Mr Putin pointed out the progress of Russian-German partnership lately somewhat dropping pace. The year 1999 cut Russian imports from Germany by a third, and German companies drastically reduced investment activities in Russia.
He was rather critical of German spokesmen’s position in international financial institutions discussing partnership with Russia. The acting president found the German stance on those issues tougher than that of Russia’s other partners.
In that connection, the Russian leadership sees overcoming the slump and preventing a break in economic and political contacts among pivotal challenges of bilateral contacts. Mr Fischer, in his turn, highlighted German interest in developing strategic partnership with Russia.

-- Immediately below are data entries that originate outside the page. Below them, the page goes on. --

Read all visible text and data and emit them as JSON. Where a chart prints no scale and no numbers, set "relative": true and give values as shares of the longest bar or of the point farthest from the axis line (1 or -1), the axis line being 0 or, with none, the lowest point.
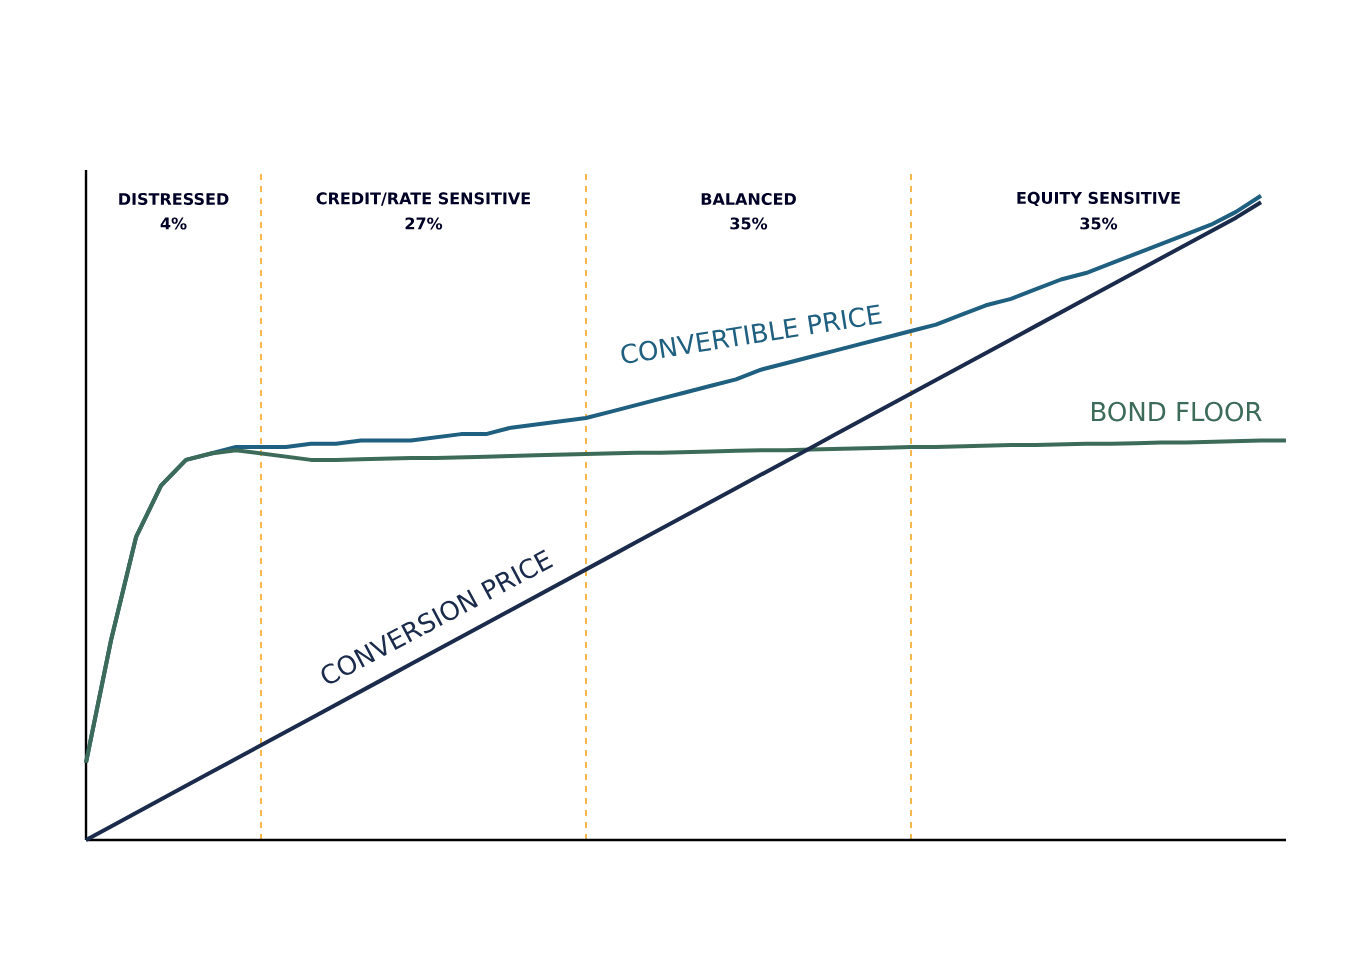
{
  "chart_data": {
    "type": "line",
    "relative": true,
    "grid": "x",
    "marker": "none",
    "line_style": "solid",
    "categories": [
      null,
      null,
      null,
      null,
      null,
      null,
      null,
      null,
      null,
      null,
      null,
      null,
      null,
      null,
      null,
      null,
      null,
      null,
      null,
      null,
      null,
      null,
      null,
      null,
      null,
      null,
      null,
      null,
      null,
      null,
      null,
      null,
      null,
      null,
      null,
      null,
      null,
      null,
      null,
      null,
      null,
      null,
      null,
      null,
      null,
      null,
      null,
      null,
      null
    ],
    "series": [
      {
        "name": "CONVERTIBLE PRICE",
        "color": "#1f5f80",
        "values": [
          0.12,
          0.31,
          0.47,
          0.55,
          0.59,
          0.6,
          0.61,
          0.61,
          0.61,
          0.615,
          0.615,
          0.62,
          0.62,
          0.62,
          0.625,
          0.63,
          0.63,
          0.64,
          0.645,
          0.65,
          0.655,
          0.665,
          0.675,
          0.685,
          0.695,
          0.705,
          0.715,
          0.73,
          0.74,
          0.75,
          0.76,
          0.77,
          0.78,
          0.79,
          0.8,
          0.815,
          0.83,
          0.84,
          0.855,
          0.87,
          0.88,
          0.895,
          0.91,
          0.925,
          0.94,
          0.955,
          0.975,
          1.0,
          null
        ]
      },
      {
        "name": "BOND FLOOR",
        "color": "#3d6b5a",
        "values": [
          0.12,
          0.31,
          0.47,
          0.55,
          0.59,
          0.6,
          0.605,
          0.6,
          0.595,
          0.59,
          0.59,
          0.591,
          0.592,
          0.593,
          0.593,
          0.594,
          0.595,
          0.596,
          0.597,
          0.598,
          0.599,
          0.6,
          0.601,
          0.601,
          0.602,
          0.603,
          0.604,
          0.605,
          0.605,
          0.606,
          0.607,
          0.608,
          0.609,
          0.61,
          0.61,
          0.611,
          0.612,
          0.613,
          0.613,
          0.614,
          0.615,
          0.615,
          0.616,
          0.617,
          0.617,
          0.618,
          0.619,
          0.62,
          0.62
        ]
      },
      {
        "name": "CONVERSION PRICE",
        "color": "#1b2b4b",
        "values": [
          0.0,
          0.021,
          0.042,
          0.063,
          0.084,
          0.105,
          0.126,
          0.147,
          0.168,
          0.189,
          0.21,
          0.231,
          0.252,
          0.273,
          0.294,
          0.315,
          0.336,
          0.357,
          0.378,
          0.399,
          0.42,
          0.441,
          0.462,
          0.483,
          0.504,
          0.525,
          0.546,
          0.567,
          0.588,
          0.609,
          0.63,
          0.651,
          0.672,
          0.693,
          0.714,
          0.735,
          0.756,
          0.777,
          0.798,
          0.819,
          0.84,
          0.861,
          0.882,
          0.903,
          0.924,
          0.945,
          0.966,
          0.99,
          null
        ]
      }
    ],
    "annotations": [
      "DISTRESSED",
      "4%",
      "CREDIT/RATE SENSITIVE",
      "27%",
      "BALANCED",
      "35%",
      "EQUITY SENSITIVE",
      "35%"
    ]
  }
}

The negotiators came to an understanding for contacts at the level of the two countries’ economy and finance ministers. They confirmed the importance of defence ministries’ interaction and Russian readiness to further extend parliamentary contacts.
Putin and Fischer exchanged opinions on a number of practical projects in Russian-German economic partnership. In particular, Russia expressed dissatisfaction with the slow pace of implementing an AN-70 aircraft design project. As the vice-chancellor replied, despite its approval of the project, Germany had problems due to the stances of other partner countries, mainly France.
The negotiators paid major attention to foreign political issues, in particular, Russia’s role as a UN Security Council permanent member.
The Parties also discussed the North Caucasian situation. Whatever international organisations wanted to visit the North Caucasus they were given the opportunity, and their representatives saw what complicated tasks were tackled in the military sphere and economic rehabilitation, Mr Putin said. As he pointed out, Russia remained open on the issue, and willing to carry on constructive co-operation with the international community. The German leadership never argued Russia’s right and duty to fight the terrorist threat in Chechnya, Mr Fischer stressed.